In un laboratorio della California, tramite uno stimolo elettrico (energia) sono riusciti a far contrarre un insieme di cellule di tessuto miocardico. Disponendo tali cellule con una geometria specifica, esse si sono contratte all’unisono riproducendo in sincronia il battito cardiaco. Tramite un’infusione elettrica, la mano dell’uomo ha determinato l’avvio. E’ stato quindi l’intervento esterno di un’entità pensante che ha prodotto movimento e vita fisica (non cosciente) nel tessuto. Di nuovo ricompare il disegno convenzionale: la materia si plasma sotto una “spinta motivazionale”. E che nome dà la scienza a questa spinta? Ci prova: intelligenza. Ma è difficile nominare qualcosa che non si vede al microscopio. E allora l’intelligenza umana, diventa come l’eccipiente del farmaco, quando invece è il principio attivo.

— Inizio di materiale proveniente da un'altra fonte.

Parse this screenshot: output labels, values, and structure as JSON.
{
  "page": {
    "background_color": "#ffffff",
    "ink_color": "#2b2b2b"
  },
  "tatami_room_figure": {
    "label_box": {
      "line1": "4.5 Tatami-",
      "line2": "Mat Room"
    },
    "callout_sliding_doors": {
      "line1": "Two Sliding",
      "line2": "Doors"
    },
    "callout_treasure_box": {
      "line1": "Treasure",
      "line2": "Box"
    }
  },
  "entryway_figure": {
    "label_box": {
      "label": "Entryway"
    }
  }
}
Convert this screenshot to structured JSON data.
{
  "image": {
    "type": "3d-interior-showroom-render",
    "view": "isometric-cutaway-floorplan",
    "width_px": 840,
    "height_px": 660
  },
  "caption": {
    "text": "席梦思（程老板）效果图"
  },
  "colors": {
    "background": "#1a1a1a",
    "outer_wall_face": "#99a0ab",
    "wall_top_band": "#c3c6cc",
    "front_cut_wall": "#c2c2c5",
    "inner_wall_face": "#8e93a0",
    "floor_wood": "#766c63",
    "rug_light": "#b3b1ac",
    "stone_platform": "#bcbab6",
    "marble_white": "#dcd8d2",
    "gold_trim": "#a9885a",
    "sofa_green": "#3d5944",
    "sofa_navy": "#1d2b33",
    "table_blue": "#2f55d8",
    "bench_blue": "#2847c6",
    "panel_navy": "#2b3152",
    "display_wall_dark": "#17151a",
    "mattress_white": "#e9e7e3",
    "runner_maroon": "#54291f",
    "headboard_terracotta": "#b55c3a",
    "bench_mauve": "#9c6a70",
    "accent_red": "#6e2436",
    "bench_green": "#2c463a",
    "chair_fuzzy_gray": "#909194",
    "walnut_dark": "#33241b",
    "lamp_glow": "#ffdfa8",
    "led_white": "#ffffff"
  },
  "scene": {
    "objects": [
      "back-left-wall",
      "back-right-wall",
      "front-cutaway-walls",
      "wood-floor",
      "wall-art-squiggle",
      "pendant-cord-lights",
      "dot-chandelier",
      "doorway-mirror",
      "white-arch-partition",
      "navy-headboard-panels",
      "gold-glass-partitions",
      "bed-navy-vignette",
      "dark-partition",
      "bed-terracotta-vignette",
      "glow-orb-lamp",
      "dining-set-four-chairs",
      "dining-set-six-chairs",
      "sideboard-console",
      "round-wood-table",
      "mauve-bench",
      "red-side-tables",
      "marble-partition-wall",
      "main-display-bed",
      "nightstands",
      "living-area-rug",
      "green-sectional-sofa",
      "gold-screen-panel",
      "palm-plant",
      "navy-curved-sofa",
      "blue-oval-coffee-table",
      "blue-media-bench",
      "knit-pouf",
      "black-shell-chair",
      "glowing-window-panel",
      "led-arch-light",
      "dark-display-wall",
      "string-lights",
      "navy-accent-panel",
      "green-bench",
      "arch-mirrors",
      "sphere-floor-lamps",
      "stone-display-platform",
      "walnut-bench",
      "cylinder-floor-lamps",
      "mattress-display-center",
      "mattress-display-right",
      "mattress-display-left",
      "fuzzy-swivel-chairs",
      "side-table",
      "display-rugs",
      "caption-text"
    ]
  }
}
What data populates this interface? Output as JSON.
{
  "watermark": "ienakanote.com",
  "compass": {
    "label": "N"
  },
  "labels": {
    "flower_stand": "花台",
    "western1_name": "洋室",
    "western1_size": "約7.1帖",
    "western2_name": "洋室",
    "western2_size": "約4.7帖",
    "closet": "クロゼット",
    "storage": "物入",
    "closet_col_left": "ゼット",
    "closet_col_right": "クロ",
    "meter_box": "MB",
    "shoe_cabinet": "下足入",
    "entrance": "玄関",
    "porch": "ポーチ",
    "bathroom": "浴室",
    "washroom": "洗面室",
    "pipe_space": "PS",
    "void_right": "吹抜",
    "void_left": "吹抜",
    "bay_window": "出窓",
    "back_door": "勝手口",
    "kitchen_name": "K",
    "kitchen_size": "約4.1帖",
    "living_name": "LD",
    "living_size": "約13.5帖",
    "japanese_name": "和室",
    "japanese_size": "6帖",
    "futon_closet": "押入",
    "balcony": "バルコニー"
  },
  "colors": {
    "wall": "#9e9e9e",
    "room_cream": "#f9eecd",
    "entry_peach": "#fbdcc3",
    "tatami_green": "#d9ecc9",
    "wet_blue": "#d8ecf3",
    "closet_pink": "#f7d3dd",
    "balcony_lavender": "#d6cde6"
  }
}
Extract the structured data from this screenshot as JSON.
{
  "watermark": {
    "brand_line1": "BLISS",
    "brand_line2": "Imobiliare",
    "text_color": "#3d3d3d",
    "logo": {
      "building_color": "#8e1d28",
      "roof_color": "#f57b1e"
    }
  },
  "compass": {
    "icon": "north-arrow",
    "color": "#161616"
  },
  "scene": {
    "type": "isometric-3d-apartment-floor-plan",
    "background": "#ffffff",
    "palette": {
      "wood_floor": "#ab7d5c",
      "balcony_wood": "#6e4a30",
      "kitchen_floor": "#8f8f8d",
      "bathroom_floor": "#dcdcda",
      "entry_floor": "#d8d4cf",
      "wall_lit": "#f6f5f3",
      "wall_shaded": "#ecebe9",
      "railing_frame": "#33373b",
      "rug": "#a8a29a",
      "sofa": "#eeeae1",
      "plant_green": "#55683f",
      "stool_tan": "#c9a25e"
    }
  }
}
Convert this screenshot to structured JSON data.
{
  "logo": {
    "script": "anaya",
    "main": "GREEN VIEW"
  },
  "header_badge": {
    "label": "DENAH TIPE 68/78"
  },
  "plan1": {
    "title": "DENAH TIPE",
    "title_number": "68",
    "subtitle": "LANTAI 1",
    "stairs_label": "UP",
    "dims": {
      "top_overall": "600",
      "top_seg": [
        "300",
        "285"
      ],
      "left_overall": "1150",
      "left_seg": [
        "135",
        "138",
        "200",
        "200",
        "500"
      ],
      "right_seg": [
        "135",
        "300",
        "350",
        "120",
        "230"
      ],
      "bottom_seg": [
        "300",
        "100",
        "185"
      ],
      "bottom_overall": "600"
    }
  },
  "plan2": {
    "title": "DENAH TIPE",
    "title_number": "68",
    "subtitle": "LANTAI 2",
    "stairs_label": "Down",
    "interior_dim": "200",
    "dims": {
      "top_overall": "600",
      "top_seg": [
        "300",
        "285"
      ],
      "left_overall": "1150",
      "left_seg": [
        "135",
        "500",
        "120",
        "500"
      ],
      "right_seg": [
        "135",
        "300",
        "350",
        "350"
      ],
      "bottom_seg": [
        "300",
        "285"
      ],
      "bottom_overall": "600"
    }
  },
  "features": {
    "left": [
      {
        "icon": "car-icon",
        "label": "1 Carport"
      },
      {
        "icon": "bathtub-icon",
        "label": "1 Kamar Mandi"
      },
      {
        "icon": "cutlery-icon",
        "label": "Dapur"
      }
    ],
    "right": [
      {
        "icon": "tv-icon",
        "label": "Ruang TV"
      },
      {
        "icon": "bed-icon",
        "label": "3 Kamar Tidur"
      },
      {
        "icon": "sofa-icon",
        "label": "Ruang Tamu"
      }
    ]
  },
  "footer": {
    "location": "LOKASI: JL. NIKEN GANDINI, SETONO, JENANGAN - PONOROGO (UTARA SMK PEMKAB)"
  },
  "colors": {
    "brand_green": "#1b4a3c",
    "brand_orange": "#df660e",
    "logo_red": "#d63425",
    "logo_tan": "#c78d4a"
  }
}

Tutto ciò che rende possibile l’esplicazione materiale, è determinato da un agente informativo che si colloca come archetipo nel piano causale. La matrice. Su questo fondamento, se si guarda bene, si trovano le corrispondenze inerenti ad una quinta dimensione, poiché la matrice o corpo causale è il quinto involucro dell’essere, dove la coscienza/anima si impernia. Qui andrebbe aperta una parentesi perché le diverse scuole di pensiero divergono nello stabilire il piano dell’anima, chi quarto, chi quinto, ma è una disquisizione puramente tecnica che, a parer mio, distoglie dal concetto, fermandosi sui numeri. Il corpo causale è la “zona di collocamento”, il punto da dove parte lo stimolo verso i veicoli di espressione sottostanti.

E com’è il salto che si aspettano coloro che riconoscono la “Vera vita” come la matrice per la forma? Non è certo un salto improvviso e materiale, sarebbe una illogicità e cadremmo in un’enorme contraddizione, per giunta contro natura. Va infatti definito bene che qualunque trasformazione fisica possibile, auspicabilmente in meglio, debba rispondere alla logica dell’evoluzione. Dall’archetipo del piano sottile spirituale, il corpo causale, alla forma densa. Questa è l’evoluzione.